The detection flag may change from one state to the other.
And whether the above address detection flag is in one state
When the state changes from one to the other, the beginning position of the frame is reached
A digital video signal recording / reproducing apparatus adapted to determine that the video signal has been recorded. 5. The first compression means is (525-6).
The video signal of 0) system is compressed so that it is recorded on 10 tracks, and the second compression means is (1125-60) system HD.
The TV video signal is compressed so that it is recorded on 20 tracks. When recording in the standard recording mode, 5 tracks from the position of the track at the beginning of each frame and the remaining 5 tracks are recorded. When the address detection flag is inverted depending on the position and recording is performed in the HDTV recording mode, 10 tracks from the position of the head track of each frame,
5. The digital video signal recording / reproducing apparatus according to claim 4, wherein the address detection flag is inverted at the positions of the remaining 10 tracks. 6. The first compression means is (625-5).
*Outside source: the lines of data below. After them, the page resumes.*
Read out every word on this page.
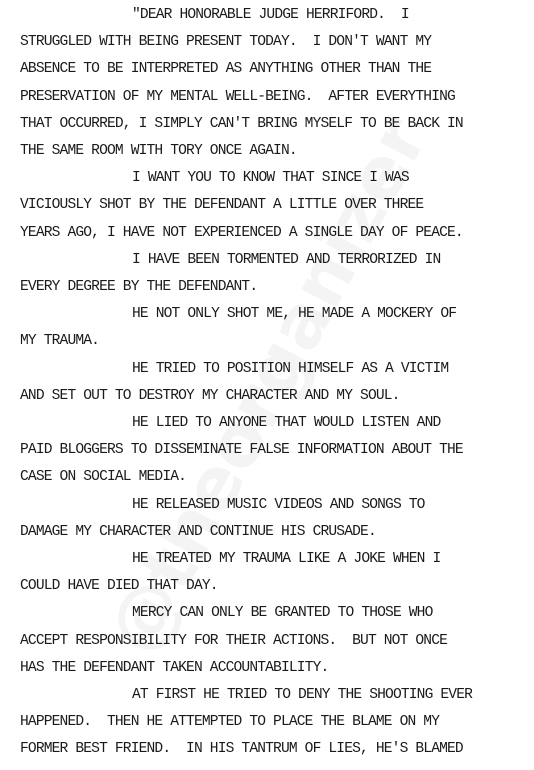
"DEAR HONORABLE JUDGE HERRIFORD.  I
STRUGGLED WITH BEING PRESENT TODAY.  I DON'T WANT MY
ABSENCE TO BE INTERPRETED AS ANYTHING OTHER THAN THE
PRESERVATION OF MY MENTAL WELL-BEING.  AFTER EVERYTHING
THAT OCCURRED, I SIMPLY CAN'T BRING MYSELF TO BE BACK IN
THE SAME ROOM WITH TORY ONCE AGAIN.
I WANT YOU TO KNOW THAT SINCE I WAS
VICIOUSLY SHOT BY THE DEFENDANT A LITTLE OVER THREE
YEARS AGO, I HAVE NOT EXPERIENCED A SINGLE DAY OF PEACE.
I HAVE BEEN TORMENTED AND TERRORIZED IN
EVERY DEGREE BY THE DEFENDANT.
HE NOT ONLY SHOT ME, HE MADE A MOCKERY OF
MY TRAUMA.
HE TRIED TO POSITION HIMSELF AS A VICTIM
AND SET OUT TO DESTROY MY CHARACTER AND MY SOUL.
HE LIED TO ANYONE THAT WOULD LISTEN AND
PAID BLOGGERS TO DISSEMINATE FALSE INFORMATION ABOUT THE
CASE ON SOCIAL MEDIA.
HE RELEASED MUSIC VIDEOS AND SONGS TO
DAMAGE MY CHARACTER AND CONTINUE HIS CRUSADE.
HE TREATED MY TRAUMA LIKE A JOKE WHEN I
COULD HAVE DIED THAT DAY.
MERCY CAN ONLY BE GRANTED TO THOSE WHO
ACCEPT RESPONSIBILITY FOR THEIR ACTIONS.  BUT NOT ONCE
HAS THE DEFENDANT TAKEN ACCOUNTABILITY.
AT FIRST HE TRIED TO DENY THE SHOOTING EVER
HAPPENED.  THEN HE ATTEMPTED TO PLACE THE BLAME ON MY
FORMER BEST FRIEND.  IN HIS TANTRUM OF LIES, HE'S BLAMED
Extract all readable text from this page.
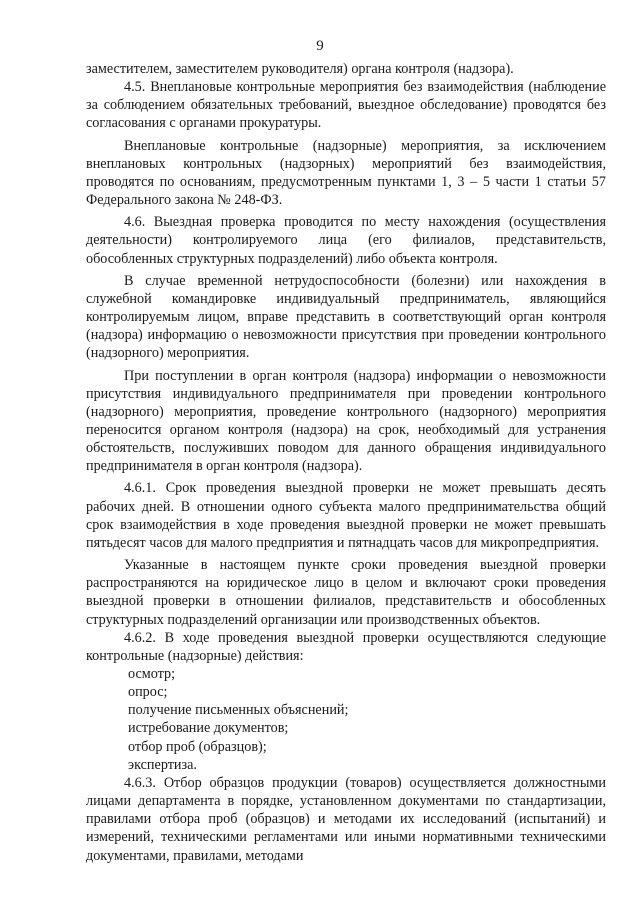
9

заместителем, заместителем руководителя) органа контроля (надзора).

4.5. Внеплановые контрольные мероприятия без взаимодействия (наблюдение за соблюдением обязательных требований, выездное обследование) проводятся без согласования с органами прокуратуры.

Внеплановые контрольные (надзорные) мероприятия, за исключением внеплановых контрольных (надзорных) мероприятий без взаимодействия, проводятся по основаниям, предусмотренным пунктами 1, 3 – 5 части 1 статьи 57 Федерального закона № 248-ФЗ.

4.6. Выездная проверка проводится по месту нахождения (осуществления деятельности) контролируемого лица (его филиалов, представительств, обособленных структурных подразделений) либо объекта контроля.

В случае временной нетрудоспособности (болезни) или нахождения в служебной командировке индивидуальный предприниматель, являющийся контролируемым лицом, вправе представить в соответствующий орган контроля (надзора) информацию о невозможности присутствия при проведении контрольного (надзорного) мероприятия.

При поступлении в орган контроля (надзора) информации о невозможности присутствия индивидуального предпринимателя при проведении контрольного (надзорного) мероприятия, проведение контрольного (надзорного) мероприятия переносится органом контроля (надзора) на срок, необходимый для устранения обстоятельств, послуживших поводом для данного обращения индивидуального предпринимателя в орган контроля (надзора).

4.6.1. Срок проведения выездной проверки не может превышать десять рабочих дней. В отношении одного субъекта малого предпринимательства общий срок взаимодействия в ходе проведения выездной проверки не может превышать пятьдесят часов для малого предприятия и пятнадцать часов для микропредприятия.

Указанные в настоящем пункте сроки проведения выездной проверки распространяются на юридическое лицо в целом и включают сроки проведения выездной проверки в отношении филиалов, представительств и обособленных структурных подразделений организации или производственных объектов.

4.6.2. В ходе проведения выездной проверки осуществляются следующие контрольные (надзорные) действия:

осмотр;

опрос;

получение письменных объяснений;

истребование документов;

отбор проб (образцов);

экспертиза.

4.6.3. Отбор образцов продукции (товаров) осуществляется должностными лицами департамента в порядке, установленном документами по стандартизации, правилами отбора проб (образцов) и методами их исследований (испытаний) и измерений, техническими регламентами или иными нормативными техническими документами, правилами, методами
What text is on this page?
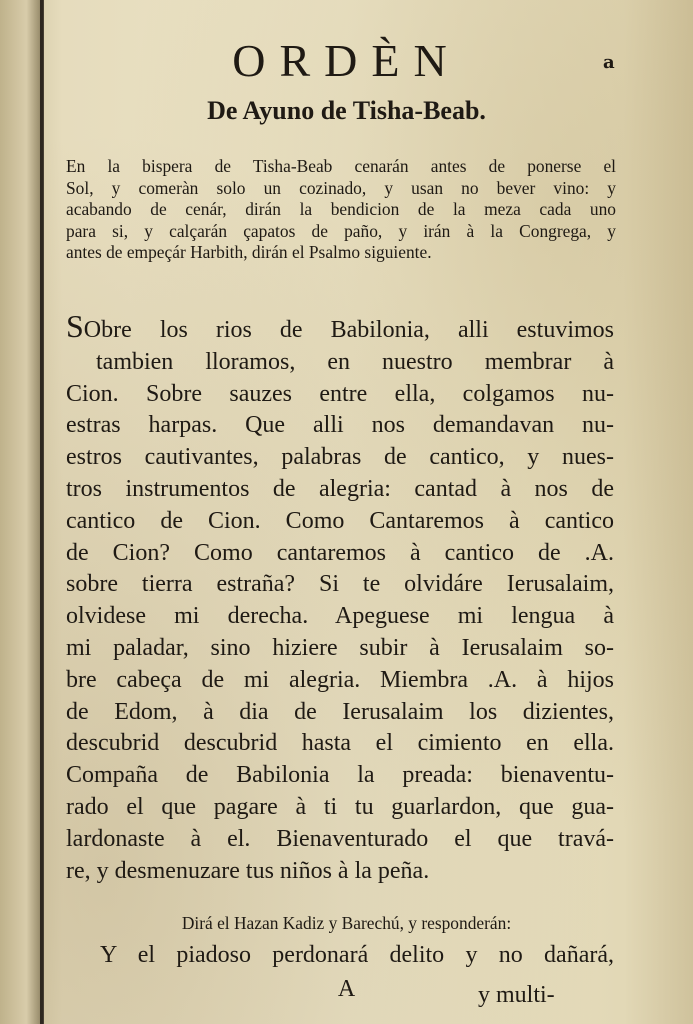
ORDÈN	a
De Ayuno de Tisha-Beab.

En la bispera de Tisha-Beab cenarán antes de ponerse el
Sol, y comeràn solo un cozinado, y usan no bever vino: y
acabando de cenár, dirán la bendicion de la meza cada uno
para si, y calçarán çapatos de paño, y irán à la Congrega, y
antes de empeçár Harbith, dirán el Psalmo siguiente.

SObre los rios de Babilonia, alli estuvimos
tambien lloramos, en nuestro membrar à
Cion. Sobre sauzes entre ella, colgamos nu-
estras harpas. Que alli nos demandavan nu-
estros cautivantes, palabras de cantico, y nues-
tros instrumentos de alegria: cantad à nos de
cantico de Cion. Como Cantaremos à cantico
de Cion? Como cantaremos à cantico de .A.
sobre tierra estraña? Si te olvidáre Ierusalaim,
olvidese mi derecha. Apeguese mi lengua à
mi paladar, sino hiziere subir à Ierusalaim so-
bre cabeça de mi alegria. Miembra .A. à hijos
de Edom, à dia de Ierusalaim los dizientes,
descubrid descubrid hasta el cimiento en ella.
Compaña de Babilonia la preada: bienaventu-
rado el que pagare à ti tu guarlardon, que gua-
lardonaste à el. Bienaventurado el que travá-
re, y desmenuzare tus niños à la peña.

Dirá el Hazan Kadiz y Barechú, y responderán:

Y el piadoso perdonará delito y no dañará,

A	y multi-
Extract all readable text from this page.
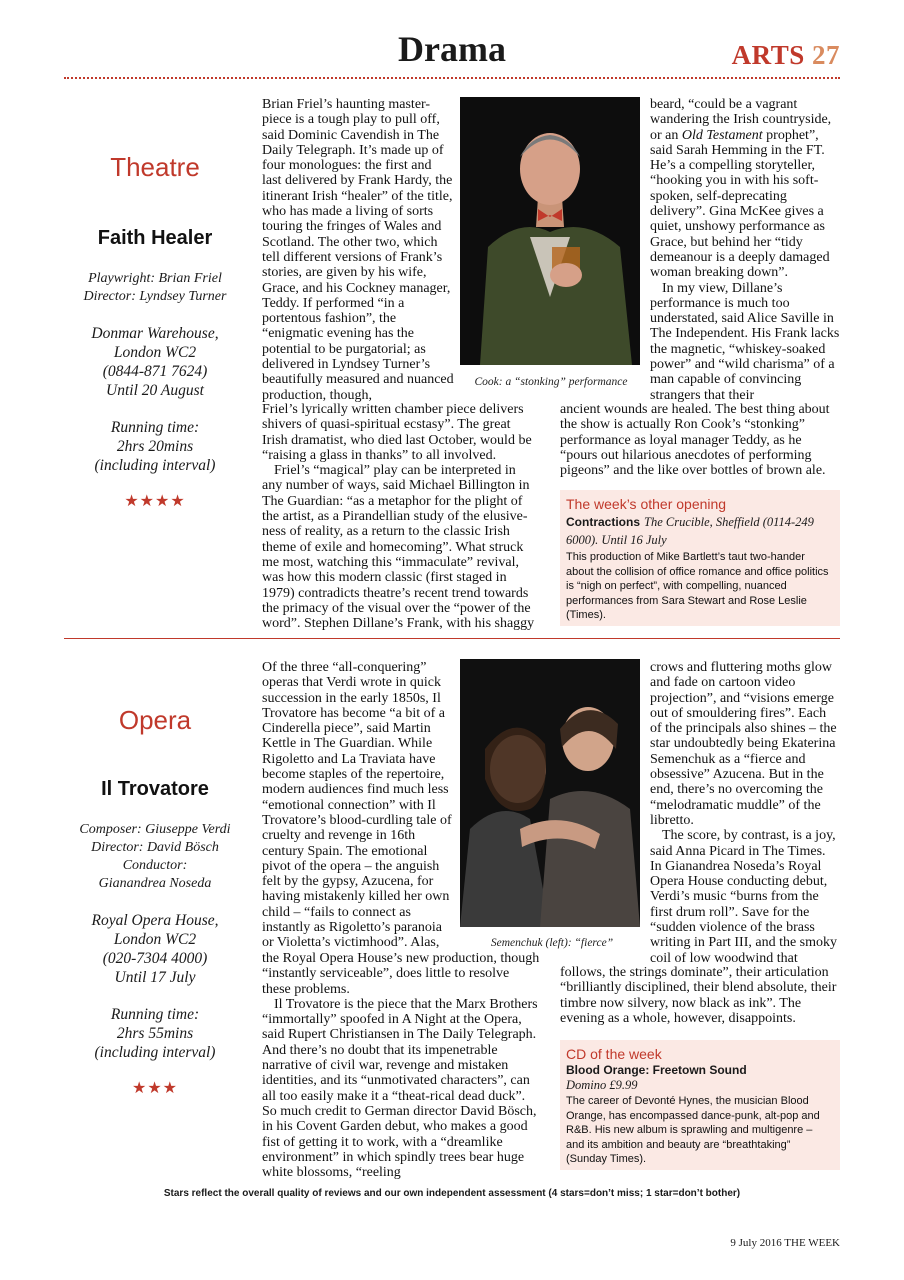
Drama	ARTS 27
Theatre
Faith Healer
Playwright: Brian Friel
Director: Lyndsey Turner
Donmar Warehouse,
London WC2
(0844-871 7624)
Until 20 August
Running time:
2hrs 20mins
(including interval)
★★★★

Brian Friel’s haunting master-piece is a tough play to pull off, said Dominic Cavendish in The Daily Telegraph. It’s made up of four monologues: the first and last delivered by Frank Hardy, the itinerant Irish “healer” of the title, who has made a living of sorts touring the fringes of Wales and Scotland. The other two, which tell different versions of Frank’s stories, are given by his wife, Grace, and his Cockney manager, Teddy. If performed “in a portentous fashion”, the “enigmatic evening has the potential to be purgatorial; as delivered in Lyndsey Turner’s beautifully measured and nuanced production, though,

Cook: a “stonking” performance

Friel’s lyrically written chamber piece delivers shivers of quasi-spiritual ecstasy”. The great Irish dramatist, who died last October, would be “raising a glass in thanks” to all involved.

Friel’s “magical” play can be interpreted in any number of ways, said Michael Billington in The Guardian: “as a metaphor for the plight of the artist, as a Pirandellian study of the elusive-ness of reality, as a return to the classic Irish theme of exile and homecoming”. What struck me most, watching this “immaculate” revival, was how this modern classic (first staged in 1979) contradicts theatre’s recent trend towards the primacy of the visual over the “power of the word”. Stephen Dillane’s Frank, with his shaggy

beard, “could be a vagrant wandering the Irish countryside, or an Old Testament prophet”, said Sarah Hemming in the FT. He’s a compelling storyteller, “hooking you in with his soft-spoken, self-deprecating delivery”. Gina McKee gives a quiet, unshowy performance as Grace, but behind her “tidy demeanour is a deeply damaged woman breaking down”.

In my view, Dillane’s performance is much too understated, said Alice Saville in The Independent. His Frank lacks the magnetic, “whiskey-soaked power” and “wild charisma” of a man capable of convincing strangers that their

ancient wounds are healed. The best thing about the show is actually Ron Cook’s “stonking” performance as loyal manager Teddy, as he “pours out hilarious anecdotes of performing pigeons” and the like over bottles of brown ale.

The week’s other opening
Contractions The Crucible, Sheffield (0114-249 6000). Until 16 July
This production of Mike Bartlett’s taut two-hander about the collision of office romance and office politics is “nigh on perfect”, with compelling, nuanced performances from Sara Stewart and Rose Leslie (Times).
Opera
Il Trovatore
Composer: Giuseppe Verdi
Director: David Bösch
Conductor:
Gianandrea Noseda
Royal Opera House,
London WC2
(020-7304 4000)
Until 17 July
Running time:
2hrs 55mins
(including interval)
★★★

Of the three “all-conquering” operas that Verdi wrote in quick succession in the early 1850s, Il Trovatore has become “a bit of a Cinderella piece”, said Martin Kettle in The Guardian. While Rigoletto and La Traviata have become staples of the repertoire, modern audiences find much less “emotional connection” with Il Trovatore’s blood-curdling tale of cruelty and revenge in 16th century Spain. The emotional pivot of the opera – the anguish felt by the gypsy, Azucena, for having mistakenly killed her own child – “fails to connect as instantly as Rigoletto’s paranoia or Violetta’s victimhood”. Alas,	Semenchuk (left): “fierce”

the Royal Opera House’s new production, though “instantly serviceable”, does little to resolve these problems.

Il Trovatore is the piece that the Marx Brothers “immortally” spoofed in A Night at the Opera, said Rupert Christiansen in The Daily Telegraph. And there’s no doubt that its impenetrable narrative of civil war, revenge and mistaken identities, and its “unmotivated characters”, can all too easily make it a “theat-rical dead duck”. So much credit to German director David Bösch, in his Covent Garden debut, who makes a good fist of getting it to work, with a “dreamlike environment” in which spindly trees bear huge white blossoms, “reeling

crows and fluttering moths glow and fade on cartoon video projection”, and “visions emerge out of smouldering fires”. Each of the principals also shines – the star undoubtedly being Ekaterina Semenchuk as a “fierce and obsessive” Azucena. But in the end, there’s no overcoming the “melodramatic muddle” of the libretto.

The score, by contrast, is a joy, said Anna Picard in The Times. In Gianandrea Noseda’s Royal Opera House conducting debut, Verdi’s music “burns from the first drum roll”. Save for the “sudden violence of the brass writing in Part III, and the smoky coil of low woodwind that

follows, the strings dominate”, their articulation “brilliantly disciplined, their blend absolute, their timbre now silvery, now black as ink”. The evening as a whole, however, disappoints.

CD of the week
Blood Orange: Freetown Sound
Domino £9.99
The career of Devonté Hynes, the musician Blood Orange, has encompassed dance-punk, alt-pop and R&B. His new album is sprawling and multigenre – and its ambition and beauty are “breathtaking” (Sunday Times).
Stars reflect the overall quality of reviews and our own independent assessment (4 stars=don’t miss; 1 star=don’t bother)
9 July 2016 THE WEEK
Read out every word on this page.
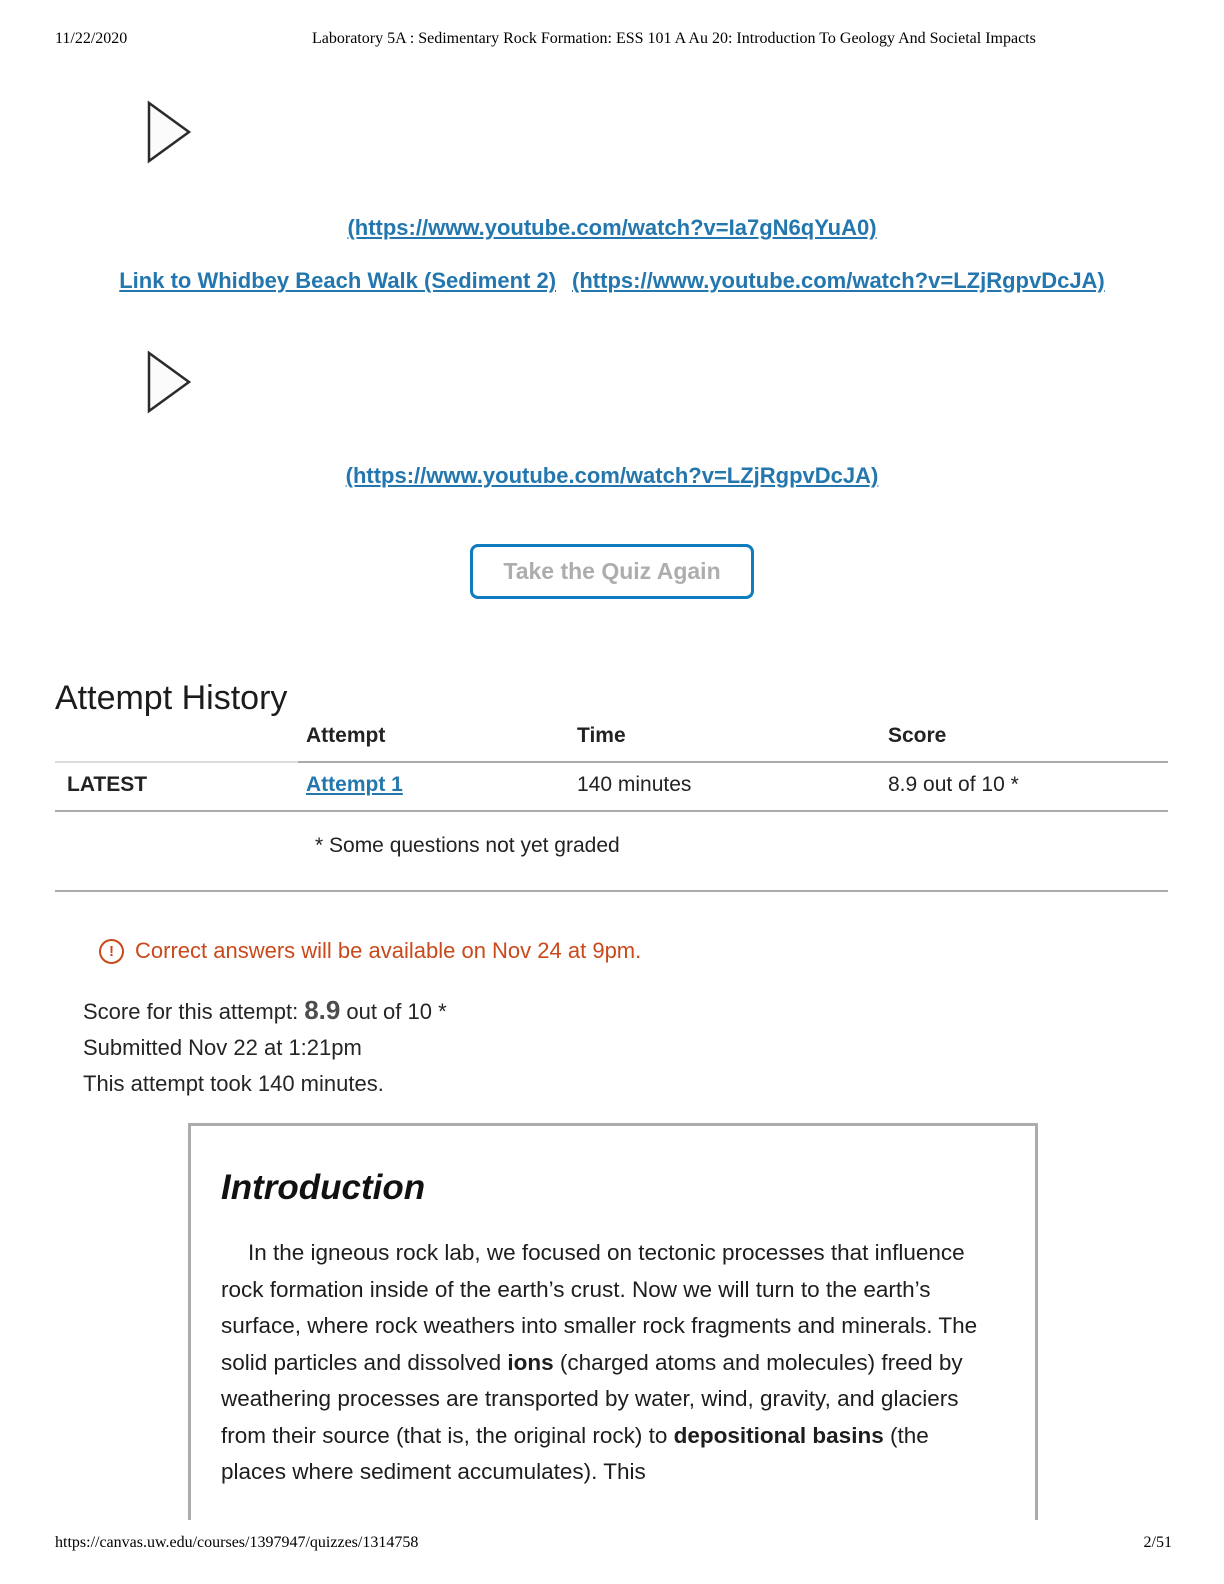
11/22/2020	Laboratory 5A : Sedimentary Rock Formation: ESS 101 A Au 20: Introduction To Geology And Societal Impacts
(https://www.youtube.com/watch?v=Ia7gN6qYuA0)
Link to Whidbey Beach Walk (Sediment 2) (https://www.youtube.com/watch?v=LZjRgpvDcJA)
(https://www.youtube.com/watch?v=LZjRgpvDcJA)
Take the Quiz Again
Attempt History
	Attempt	Time	Score
LATEST	Attempt 1	140 minutes	8.9 out of 10 *
* Some questions not yet graded			
! Correct answers will be available on Nov 24 at 9pm.
Score for this attempt: 8.9 out of 10 *
Submitted Nov 22 at 1:21pm
This attempt took 140 minutes.
Introduction

In the igneous rock lab, we focused on tectonic processes that influence rock formation inside of the earth’s crust. Now we will turn to the earth’s surface, where rock weathers into smaller rock fragments and minerals. The solid particles and dissolved ions (charged atoms and molecules) freed by weathering processes are transported by water, wind, gravity, and glaciers from their source (that is, the original rock) to depositional basins (the places where sediment accumulates). This

https://canvas.uw.edu/courses/1397947/quizzes/1314758	2/51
The video signal of 0) system is compressed so as to be recorded on 12 tracks, and the second compression means is (1250-50) system HD.
The TV video signal is compressed so that it is recorded in 24 tracks. When recording in the standard recording mode, 6 tracks from the position of the track at the beginning of each frame and the remaining 6 tracks are recorded. When the address detection flag is inverted at the position and recording is performed in the HDTV recording mode, 12 tracks from the position of the head track of each frame,
5. The digital video signal recording / reproducing apparatus according to claim 4, wherein the address detecting flag is inverted at the positions of the remaining 12 tracks.